Han unification is the process used by the authors of Unicode and the Universal Character Set to map multiple character sets of the CJK languages into a single set of unified characters. The Chinese characters are common to Chinese (where they are called hanzi), Japanese (where they are called kanji), and Korean (where they are called hanja). Modern Korean, Chinese and Japanese typefaces may represent a given Han character as somewhat different glyphs. However, in the formulation of Unicode, these different glyphs were treated as the same character. This unification is referred to as "Han unification", with the resulting character repertoire sometimes referred to as Unihan.

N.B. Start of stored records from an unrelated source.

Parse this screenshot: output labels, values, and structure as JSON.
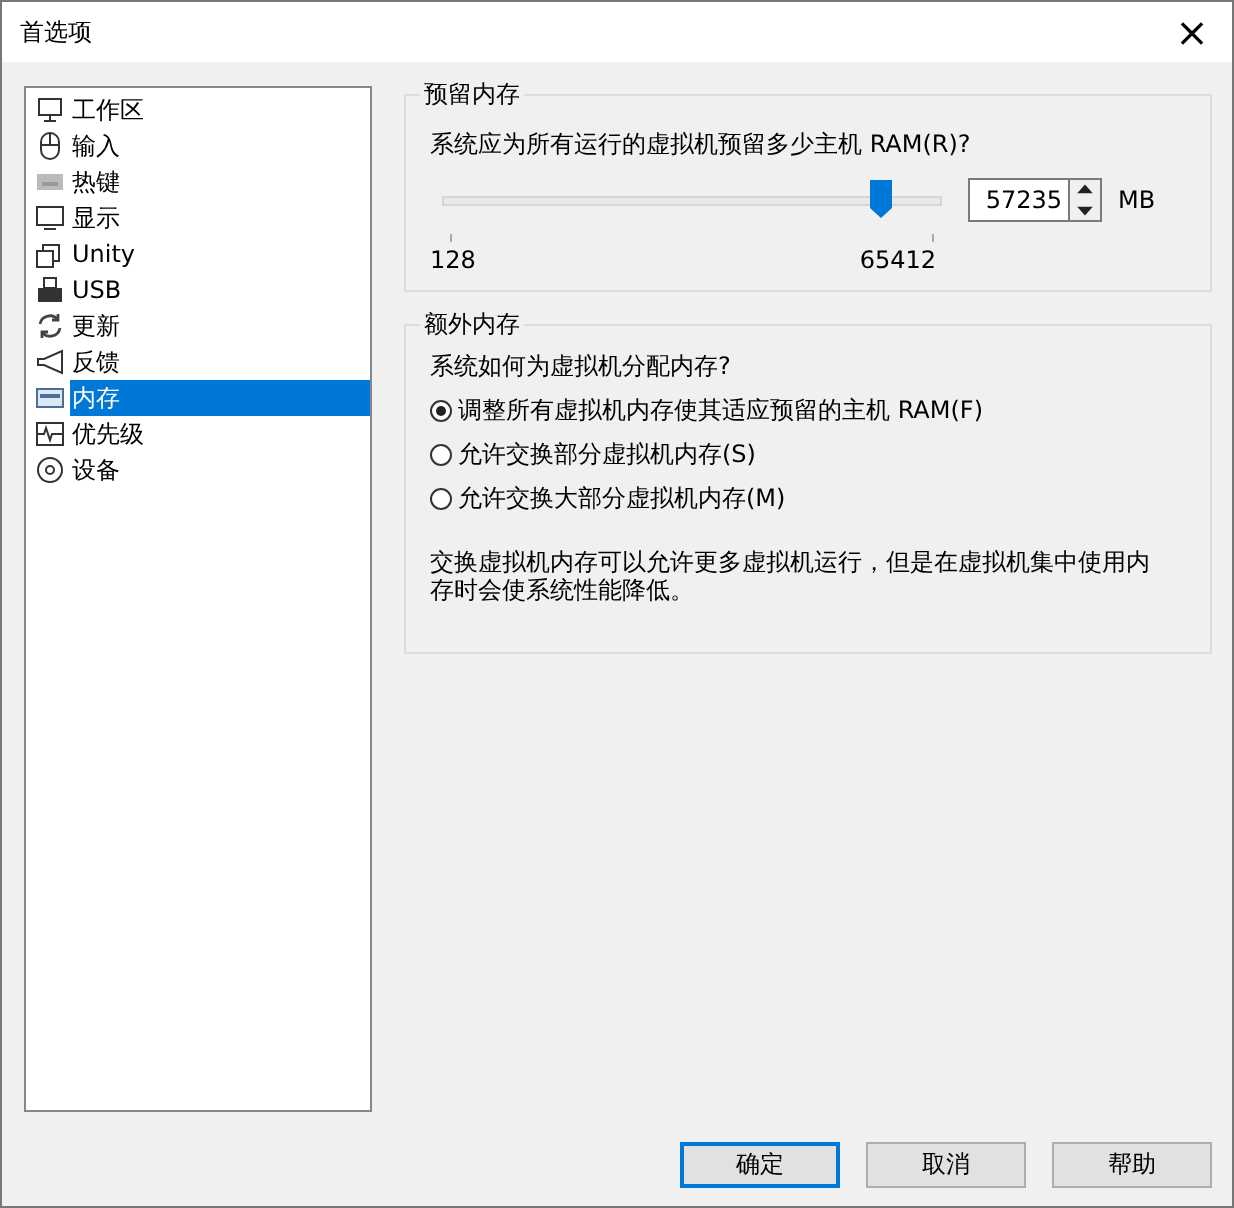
{
  "window": {
    "title": "首选项",
    "close": "×"
  },
  "sidebar": {
    "items": [
      {
        "label": "工作区",
        "selected": false
      },
      {
        "label": "输入",
        "selected": false
      },
      {
        "label": "热键",
        "selected": false
      },
      {
        "label": "显示",
        "selected": false
      },
      {
        "label": "Unity",
        "selected": false
      },
      {
        "label": "USB",
        "selected": false
      },
      {
        "label": "更新",
        "selected": false
      },
      {
        "label": "反馈",
        "selected": false
      },
      {
        "label": "内存",
        "selected": true
      },
      {
        "label": "优先级",
        "selected": false
      },
      {
        "label": "设备",
        "selected": false
      }
    ]
  },
  "reserved": {
    "title": "预留内存",
    "question": "系统应为所有运行的虚拟机预留多少主机 RAM(R)?",
    "level": 0.875,
    "value": "57235",
    "unit": "MB",
    "min_label": "128",
    "max_label": "65412"
  },
  "extra": {
    "title": "额外内存",
    "question": "系统如何为虚拟机分配内存?",
    "options": [
      {
        "label": "调整所有虚拟机内存使其适应预留的主机 RAM(F)",
        "selected": true
      },
      {
        "label": "允许交换部分虚拟机内存(S)",
        "selected": false
      },
      {
        "label": "允许交换大部分虚拟机内存(M)",
        "selected": false
      }
    ],
    "note": "交换虚拟机内存可以允许更多虚拟机运行，但是在虚拟机集中使用内存时会使系统性能降低。"
  },
  "buttons": [
    {
      "label": "确定",
      "default": true
    },
    {
      "label": "取消",
      "default": false
    },
    {
      "label": "帮助",
      "default": false
    }
  ]
}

Besides the Unihan ideographs, Han unification also provides Han unified punctuation, symbols, numerals, ideograph stroke characters and ideographic description characters.

[edit] Phonetic characters

Unicode includes letters and marks from the International Phonetic Alphabet (IPA) and those supporting other phonetic writing systems as well.

[edit] Numerals

Main article: Unicode numerals

Numerals (often called numbers in Unicode) are characters that denote a number. The same Arabic-Indic numerals are used widely in various writing systems throughout the world and all share the same semantics for denoting numbers, However, the glyphs representing these numerals differ widely from one writing system to another. To support these glyph differences, Unicode includes duplicate encodings of these numerals within many of the script blocks. These digits are repeated in 22 separate blocks — twice in Arabic. Six additional sets of the ten decimal digits repeat again as rich text forms in the mathematical alphanumerics block within the supplementary multilingual plane (i.e., requiring 4 bytes of disk space to store each character).

Unicode also includes several less common numerals: Roman numerals, counting rod numerals, Cuneiform numerals and ancient Greek numerals.

Numerals invariably involve composition of glyphs as a limited number of characters are composed to make other numerals. For example the sequence 9 - 9 - 0 in Arabic-Indic numerals composes the numeral for nine hundred and ninety (990). In Roman numerals, the same number is expressed by the composed numeral Ⅹↀ or ⅩⅯ. Each of these is a distinct numeral for representing the same abstract number. The semantics of the numerals differ in particular in their composition. The Arabic-Indic decimal digits are positional-value compositions, while the Roman numerals are sign-value and they are additive and subtractive depending on their composition.

[edit] Punctuation and diacritics


Unicode includes several blocks for unified diacritics and other combining marks and also blocks for unified punctuation. However, when a mark or punctuation character is intended primarily for use within a particular script, the character is assigned to that particular script’s blocks. Therefore authors will find these types of characters throughout the Unicode character database. Unicode categorizes them as:

  • Punctuation
  • connector (Pc)
  • dash (Pd)
  • open (Po)
  • close (Pe)
  • initial (Pi)
  • final (Pf)
  • Mark
  • non-spacing (Mn)
  • spacing-combining (Mc
  • enclosing (Me)

[edit] Symbols


Unicode has dozens of blocks dedicated to symbols that are useful regardless of one’s writing system. Other script-specific symbols are often included within a particular script’s blocks. Symbols are categorized as:

Symbols:

  • math (Sm)
  • currency (Sc)
  • modifier (Sk)
  • other (So)

[edit] Music notation

Unicode devotes a block of 256 characters for musical symbols. Since Unicode focuses on characters laid out in two dimensions, these characters do not encode pitch or other parts of Western music expressed in the vertical dimension. Therefore the music symbols are more suited for discussions of music symbols themselves or to discuss rhythm within the prose of a document. To encode more complex musical information some other data format is necessary, such as MusicXML or Midi.